Claude Turmes: Je n'ai pas encore de dentier, donc sûrement pas un tigre sans dents. Au Parlement européen, où je siégeais (entre juin 1999 et juin 2018, ndlr), mon groupe politique comptait 50 personnes, dans un Parlement de 750. Pendant 18 ans, j'ai réussi à gagner tous les dossiers concernant l'énergie et les énergies renouvelables, parce que j'ai essayé d'être bien encadré conceptuellement par les meilleurs experts que je pouvais trouver. J'ai passé plus de temps avec les socialistes, les libéraux et les conservateurs qu'avec les députés Verts. Pour construire une majorité, il fallait que je comprenne ce qu'eux voulaient. Le compromis, ici, c'est qu'on veut un certain dynamisme économique et une inclusion sociale.
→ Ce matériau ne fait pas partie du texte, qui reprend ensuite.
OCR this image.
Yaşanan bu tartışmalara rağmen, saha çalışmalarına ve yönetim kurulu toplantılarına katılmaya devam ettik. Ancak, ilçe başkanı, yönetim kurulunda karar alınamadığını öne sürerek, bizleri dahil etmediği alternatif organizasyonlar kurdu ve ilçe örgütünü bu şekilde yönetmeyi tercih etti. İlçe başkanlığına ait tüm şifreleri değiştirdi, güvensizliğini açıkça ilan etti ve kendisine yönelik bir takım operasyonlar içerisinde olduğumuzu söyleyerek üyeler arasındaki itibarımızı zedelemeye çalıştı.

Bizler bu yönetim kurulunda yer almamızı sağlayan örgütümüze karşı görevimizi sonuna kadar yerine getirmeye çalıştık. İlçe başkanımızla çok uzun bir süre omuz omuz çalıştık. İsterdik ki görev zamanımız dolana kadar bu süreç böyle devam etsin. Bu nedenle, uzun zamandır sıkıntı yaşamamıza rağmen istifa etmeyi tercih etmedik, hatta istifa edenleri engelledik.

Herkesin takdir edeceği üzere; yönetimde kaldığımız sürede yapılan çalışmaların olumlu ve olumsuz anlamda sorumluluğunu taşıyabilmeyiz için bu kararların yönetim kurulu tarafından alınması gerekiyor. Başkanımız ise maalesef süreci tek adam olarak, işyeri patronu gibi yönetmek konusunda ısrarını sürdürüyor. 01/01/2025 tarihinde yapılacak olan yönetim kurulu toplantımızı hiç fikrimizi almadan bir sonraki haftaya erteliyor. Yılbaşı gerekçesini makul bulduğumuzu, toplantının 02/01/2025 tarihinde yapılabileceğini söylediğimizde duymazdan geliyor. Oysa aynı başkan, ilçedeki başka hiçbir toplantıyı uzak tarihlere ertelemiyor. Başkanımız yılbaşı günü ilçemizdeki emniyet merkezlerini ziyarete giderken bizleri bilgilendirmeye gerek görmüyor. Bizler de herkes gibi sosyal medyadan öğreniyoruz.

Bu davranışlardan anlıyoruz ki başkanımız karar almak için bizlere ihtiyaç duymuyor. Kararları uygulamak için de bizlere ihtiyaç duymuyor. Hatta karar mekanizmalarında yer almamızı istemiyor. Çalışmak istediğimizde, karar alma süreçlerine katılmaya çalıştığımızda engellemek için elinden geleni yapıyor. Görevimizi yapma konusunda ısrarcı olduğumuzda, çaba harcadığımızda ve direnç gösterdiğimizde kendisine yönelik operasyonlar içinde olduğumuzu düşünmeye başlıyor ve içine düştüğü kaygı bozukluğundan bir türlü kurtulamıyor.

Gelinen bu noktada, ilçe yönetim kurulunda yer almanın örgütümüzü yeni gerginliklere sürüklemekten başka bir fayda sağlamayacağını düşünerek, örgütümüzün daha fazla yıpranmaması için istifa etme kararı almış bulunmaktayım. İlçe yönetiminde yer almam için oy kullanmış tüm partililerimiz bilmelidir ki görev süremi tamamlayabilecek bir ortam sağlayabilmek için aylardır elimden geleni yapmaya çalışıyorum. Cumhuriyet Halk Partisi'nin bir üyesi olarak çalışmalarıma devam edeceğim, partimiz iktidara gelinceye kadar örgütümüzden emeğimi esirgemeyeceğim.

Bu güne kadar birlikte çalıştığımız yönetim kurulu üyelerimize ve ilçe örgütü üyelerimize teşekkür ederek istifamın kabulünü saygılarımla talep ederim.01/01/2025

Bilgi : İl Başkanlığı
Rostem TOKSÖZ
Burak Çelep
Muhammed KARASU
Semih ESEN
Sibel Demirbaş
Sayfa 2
Les libéraux, c'est le dynamisme économique; les socialistes, c'est l'inclusion sociale, et les Verts représentent à mi-chemin entre les deux. Sur une planète finie, sur un territoire aux limites finies, il faut placer la nature au centre. Il faut être bien encadré, avoir une vision claire, inspirée d'une expertise de haut niveau et être inclusif dans sa façon de travailler. Donc, tout le processus de dualité sert à tout cela.